Building Bridges: Navigating AWS Lambda’s Multi-Language Landscape with Docker
In a recent project, I encountered the need to seamlessly convert and re-encode an MP4 file into MP3 format, ensuring compatibility across various platforms. To tackle this conversion and re-encoding task, I found myself leveraging ffmpeg
, a crucial tool that I had to ensure was seamlessly integrated into the execution environment. In this specific case, the environment was AWS Lambda, orchestrated within a Docker container.
Problem Statement: The application was written in nodejs
and used a library called fluent-ffmpeg
for convenience to interface with ffmpeg
under the hood. However, this convenience came with a twist – the library mandated a Python version of 3.8 or higher. Ideally, I could make use of any AWS provided lambda runtimes to handle this task i.e Lambda nodejs specific base image or Lambda images for custom runtimes, but the node.js Image repository didn't include python version 3.8 or higher so yum install python3.8 or amazon-linux-extras enable python3.8
didn't cut it, likewise using and setting up a custom runtime image proved to be more challenging than expected.

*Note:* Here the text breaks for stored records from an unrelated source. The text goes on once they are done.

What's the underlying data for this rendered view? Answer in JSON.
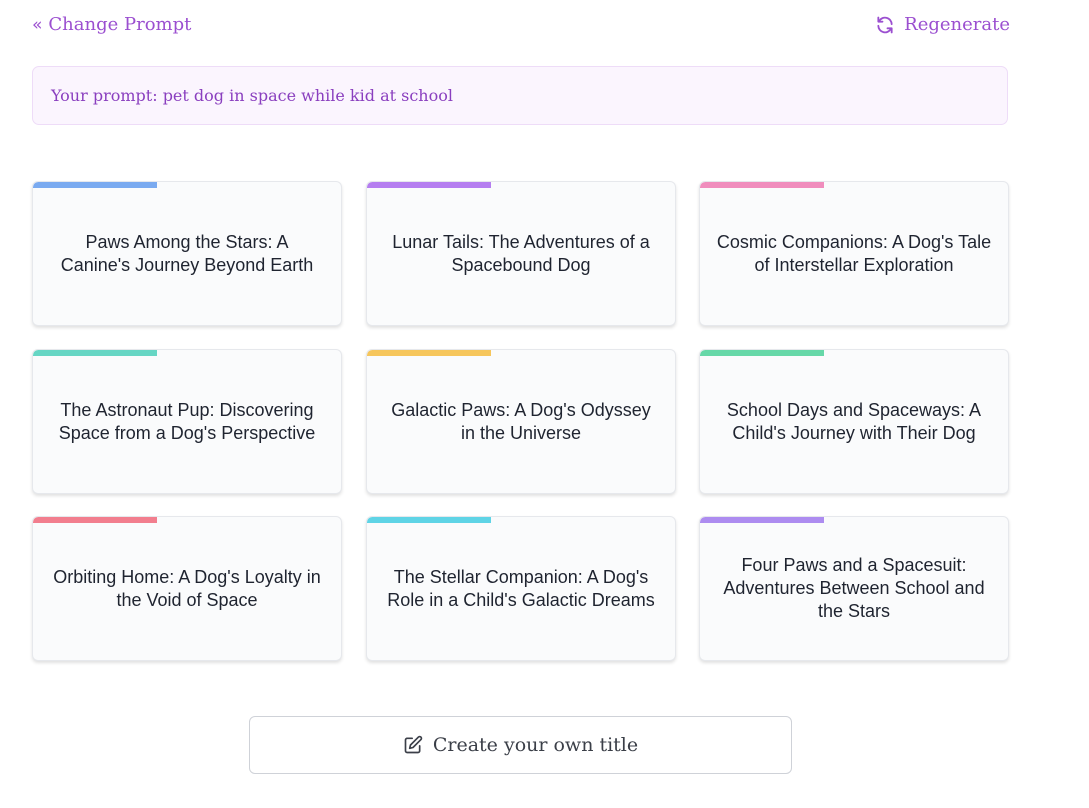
{
  "nav": {
    "change_prompt_chevron": "«",
    "change_prompt_label": "Change Prompt",
    "regenerate_label": "Regenerate",
    "accent_color": "#9b4fd0"
  },
  "prompt": {
    "text": "Your prompt: pet dog in space while kid at school"
  },
  "titles": [
    {
      "text": "Paws Among the Stars: A Canine's Journey Beyond Earth",
      "accent": "#7aaaf0"
    },
    {
      "text": "Lunar Tails: The Adventures of a Spacebound Dog",
      "accent": "#b57ef0"
    },
    {
      "text": "Cosmic Companions: A Dog's Tale of Interstellar Exploration",
      "accent": "#f08dbd"
    },
    {
      "text": "The Astronaut Pup: Discovering Space from a Dog's Perspective",
      "accent": "#66d6c4"
    },
    {
      "text": "Galactic Paws: A Dog's Odyssey in the Universe",
      "accent": "#f6c65c"
    },
    {
      "text": "School Days and Spaceways: A Child's Journey with Their Dog",
      "accent": "#66d8a8"
    },
    {
      "text": "Orbiting Home: A Dog's Loyalty in the Void of Space",
      "accent": "#f27e8e"
    },
    {
      "text": "The Stellar Companion: A Dog's Role in a Child's Galactic Dreams",
      "accent": "#5fd4e6"
    },
    {
      "text": "Four Paws and a Spacesuit: Adventures Between School and the Stars",
      "accent": "#ad8cf0"
    }
  ],
  "create": {
    "label": "Create your own title",
    "icon": "edit-icon"
  }
}
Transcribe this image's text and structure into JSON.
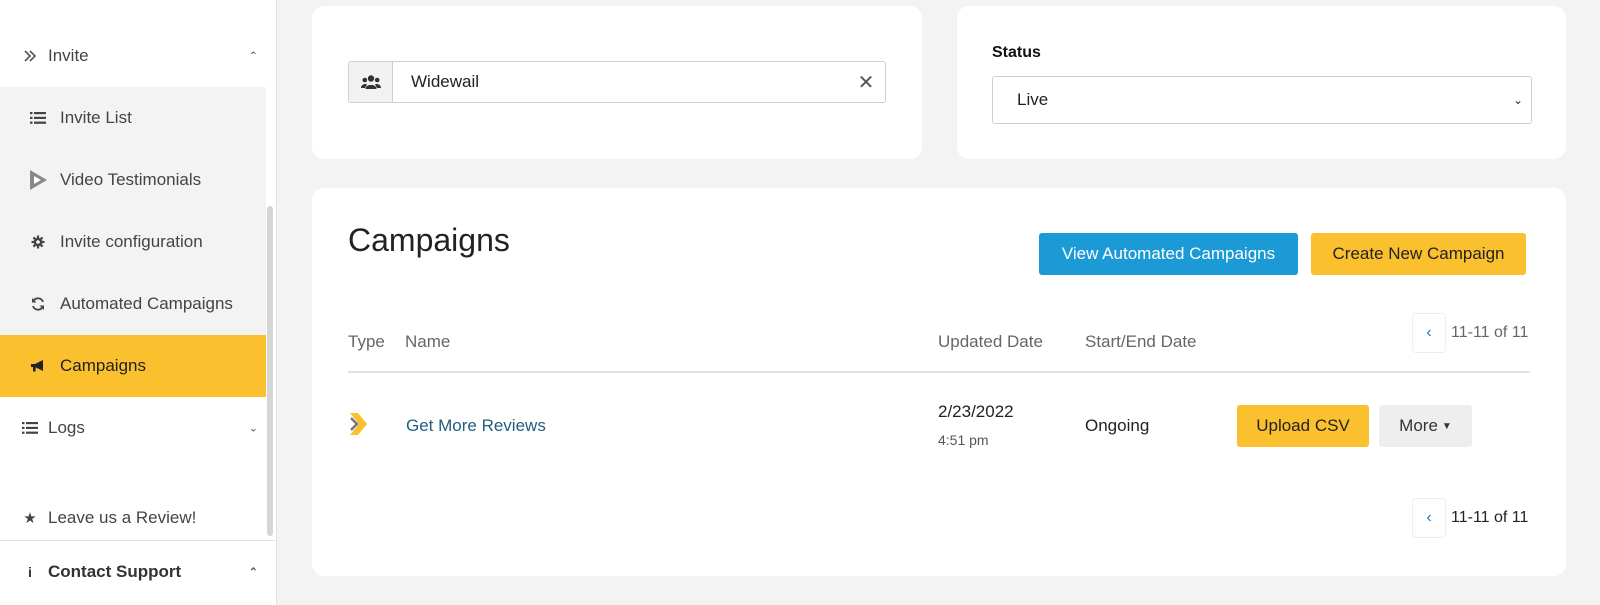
{
  "sidebar": {
    "items": [
      {
        "label": "Invite",
        "icon": "double-chevron-right-icon"
      },
      {
        "label": "Invite List",
        "icon": "list-icon"
      },
      {
        "label": "Video Testimonials",
        "icon": "play-icon"
      },
      {
        "label": "Invite configuration",
        "icon": "gear-icon"
      },
      {
        "label": "Automated Campaigns",
        "icon": "refresh-icon"
      },
      {
        "label": "Campaigns",
        "icon": "megaphone-icon",
        "active": true
      },
      {
        "label": "Logs",
        "icon": "list-icon"
      },
      {
        "label": "Leave us a Review!",
        "icon": "star-icon"
      },
      {
        "label": "Contact Support",
        "icon": "info-icon"
      }
    ]
  },
  "filter": {
    "search_value": "Widewail",
    "clear_symbol": "✕"
  },
  "status": {
    "label": "Status",
    "selected": "Live"
  },
  "campaigns": {
    "title": "Campaigns",
    "view_automated_label": "View Automated Campaigns",
    "create_new_label": "Create New Campaign",
    "columns": {
      "type": "Type",
      "name": "Name",
      "updated": "Updated Date",
      "start_end": "Start/End Date"
    },
    "pager_text": "11-11 of 11",
    "rows": [
      {
        "name": "Get More Reviews",
        "updated_date": "2/23/2022",
        "updated_time": "4:51 pm",
        "start_end": "Ongoing",
        "upload_label": "Upload CSV",
        "more_label": "More"
      }
    ]
  },
  "colors": {
    "accent_yellow": "#fbc02d",
    "accent_blue": "#1c9ad6",
    "link": "#1f5e7f"
  }
}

Solution: Multi Stage Builds.
If you are familiar with Docker, you would be probably aware that multi stage builds enable us to reduce our final Docker image by retaining only the essential dependencies needed for our application to operate efficiently. Beyond just efficiency gains, this approach offers additional security advantages.
Let's walk through the Dockerfile that achieves this:
# Stage 1: Build Python environment
FROM public.ecr.aws/lambda/python:3.8 AS python-builder
# Install Python dependencies (if any)
# RUN pip install --upgrade pip && \
# pip install <your-python-dependencies>
# Stage 2: Build Node.js environment
FROM public.ecr.aws/lambda/nodejs:16
# Copy Python executables from the builder stage
COPY --from=python-builder /var/lang/bin /var/lang/bin
COPY --from=python-builder /var/lang/lib /var/lang/lib
ENV LD_LIBRARY_PATH="/var/lang/lib:$LD_LIBRARY_PATH"

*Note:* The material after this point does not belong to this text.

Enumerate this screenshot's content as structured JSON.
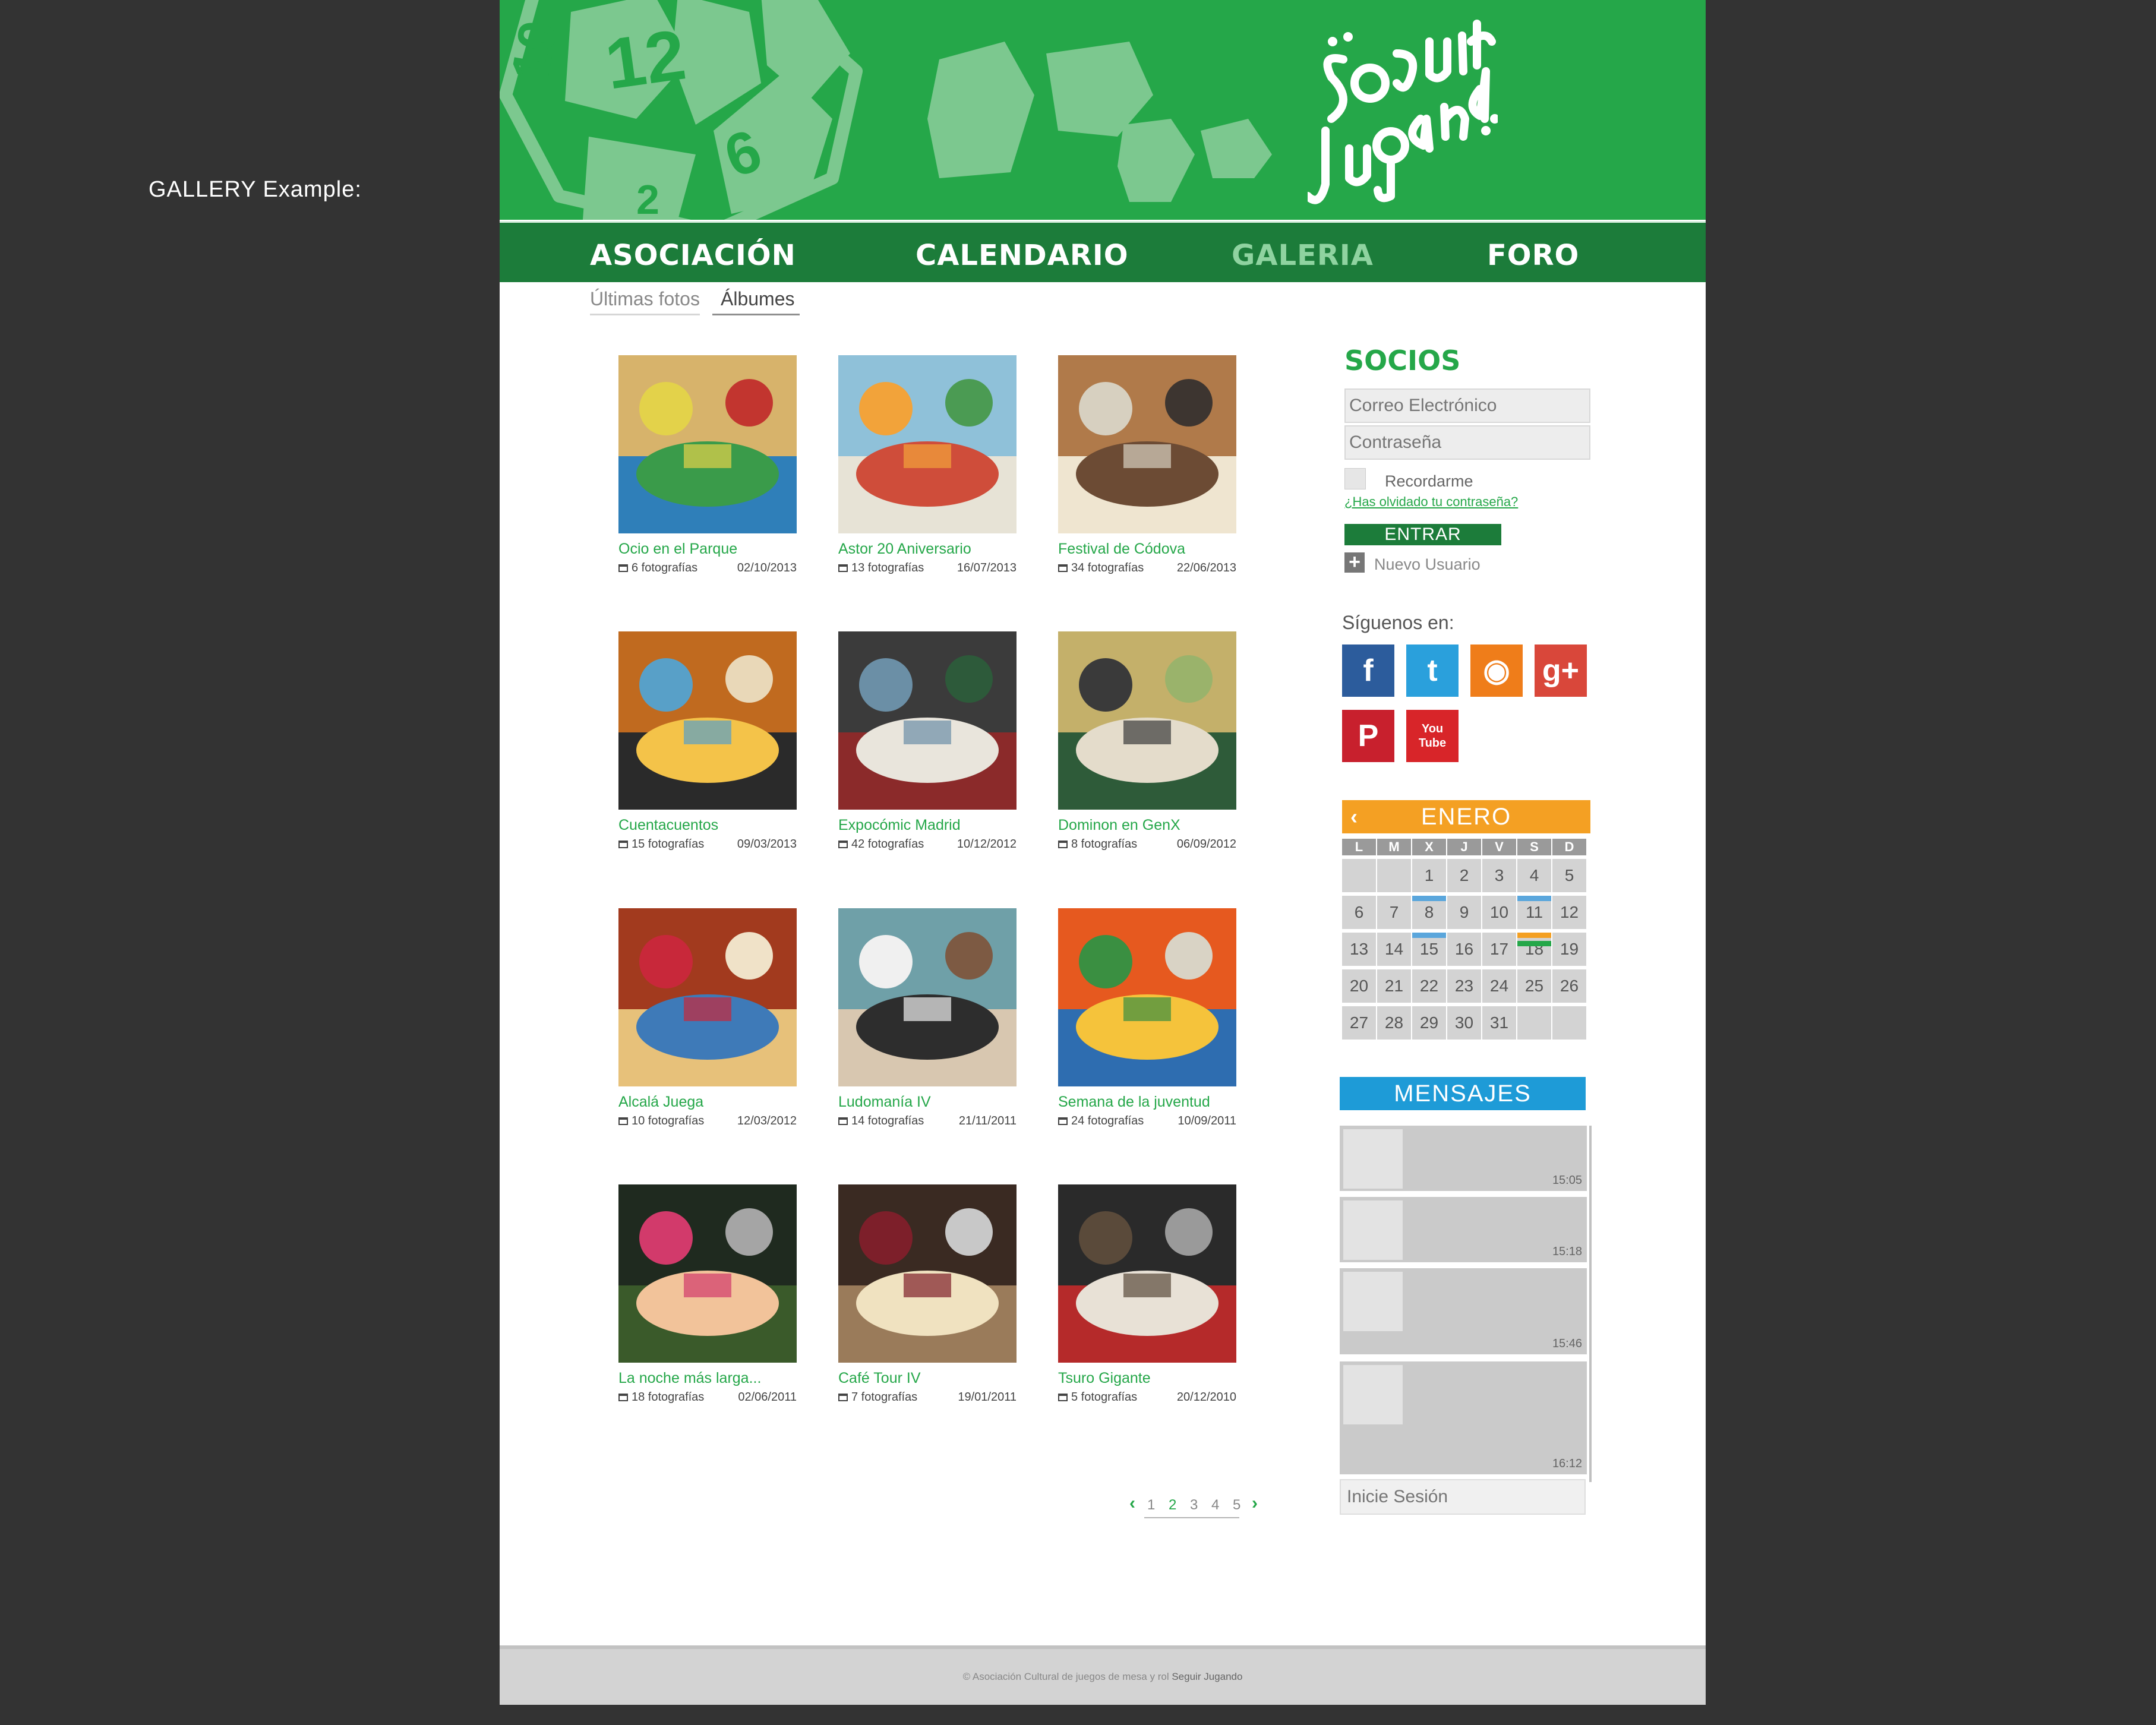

# Create symbolic links for convenience
RUN ln -sf /var/lang/bin/python3.8 /usr/local/bin/python3 && \
ln -sf /var/lang/bin/pip3.8 /usr/local/bin/pip3
# Set the working directory
WORKDIR /var/task
# Copy Node.js application code and dependencies
COPY ./dist/ /var/task/
COPY package.* /var/task/
# Install npm production dependencies
RUN npm install --production
# Set the Lambda handler
CMD ["index.handler"]
Breaking Down the Dockerfile
Stage 1:
We start with the AWS Lambda Python 3.8 image as our builder stage or any Python version you need for your use case.

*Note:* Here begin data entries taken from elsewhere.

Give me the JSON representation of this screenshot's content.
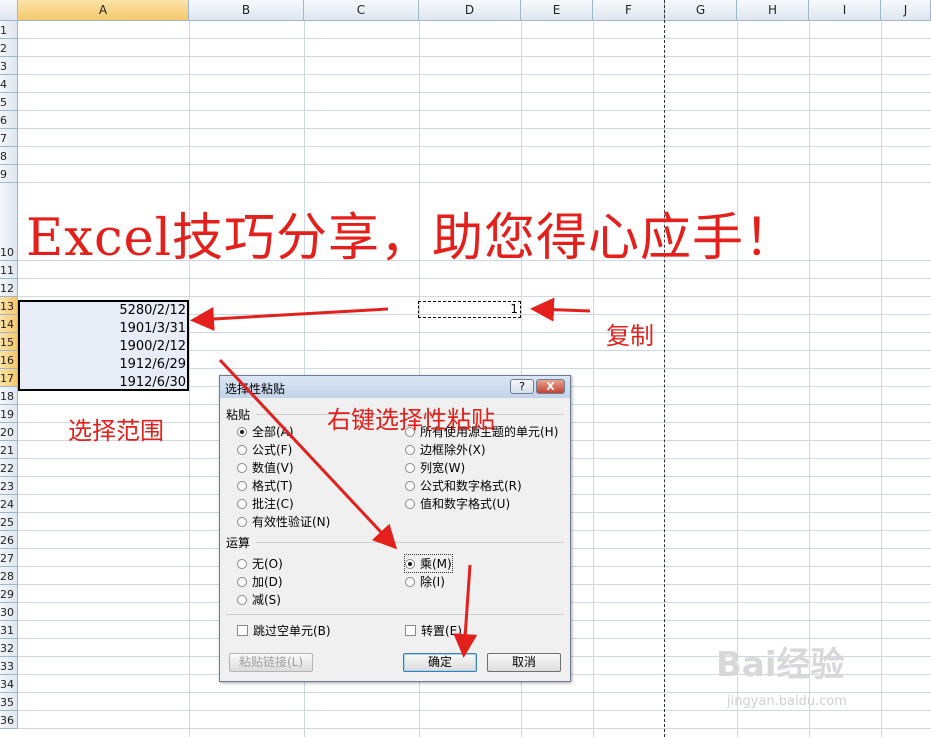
{
  "columns": [
    "A",
    "B",
    "C",
    "D",
    "E",
    "F",
    "G",
    "H",
    "I",
    "J"
  ],
  "rows": [
    "1",
    "2",
    "3",
    "4",
    "5",
    "6",
    "7",
    "8",
    "9",
    "10",
    "11",
    "12",
    "13",
    "14",
    "15",
    "16",
    "17",
    "18",
    "19",
    "20",
    "21",
    "22",
    "23",
    "24",
    "25",
    "26",
    "27",
    "28",
    "29",
    "30",
    "31",
    "32",
    "33",
    "34",
    "35",
    "36"
  ],
  "cells": {
    "a13": "5280/2/12",
    "a14": "1901/3/31",
    "a15": "1900/2/12",
    "a16": "1912/6/29",
    "a17": "1912/6/30",
    "d13": "1"
  },
  "annotations": {
    "title": "Excel技巧分享，助您得心应手！",
    "copy": "复制",
    "select_range": "选择范围",
    "right_click": "右键选择性粘贴"
  },
  "dialog": {
    "title": "选择性粘贴",
    "help": "?",
    "close": "X",
    "paste_section": "粘贴",
    "paste_left": [
      "全部(A)",
      "公式(F)",
      "数值(V)",
      "格式(T)",
      "批注(C)",
      "有效性验证(N)"
    ],
    "paste_right": [
      "所有使用源主题的单元(H)",
      "边框除外(X)",
      "列宽(W)",
      "公式和数字格式(R)",
      "值和数字格式(U)"
    ],
    "operation_section": "运算",
    "op_left": [
      "无(O)",
      "加(D)",
      "减(S)"
    ],
    "op_right": [
      "乘(M)",
      "除(I)"
    ],
    "skip_blanks": "跳过空单元(B)",
    "transpose": "转置(E)",
    "paste_link": "粘贴链接(L)",
    "ok": "确定",
    "cancel": "取消"
  },
  "watermark": {
    "brand": "Bai经验",
    "url": "jingyan.baidu.com"
  },
  "colors": {
    "annotation_red": "#e3201b",
    "header_selected": "#f5c96b"
  }
}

Here, you can install any Python dependencies your application requires.
Stage 2:
We switch to the AWS Lambda Node.js 16 image or your required Nodejs version.
We copy the Python executables and libraries from the Python builder stage to ensure Python 3.8 is available on the final image.
Symbolic links are created for ease of use, making
python3
andpip3
point to the Python 3.8 versions.Finally, we set the working directory and copy our Node.js application code and dependencies.
Using this approach, our application now functions fine as it has all the required dependencies. However, this is merely the tip of the iceberg when it comes to the potential of Lambda custom runtimes. The flexibility and extensibility offered by custom runtimes open up a realm of possibilities for tailoring your serverless environment to meet specific application requirements and preferences.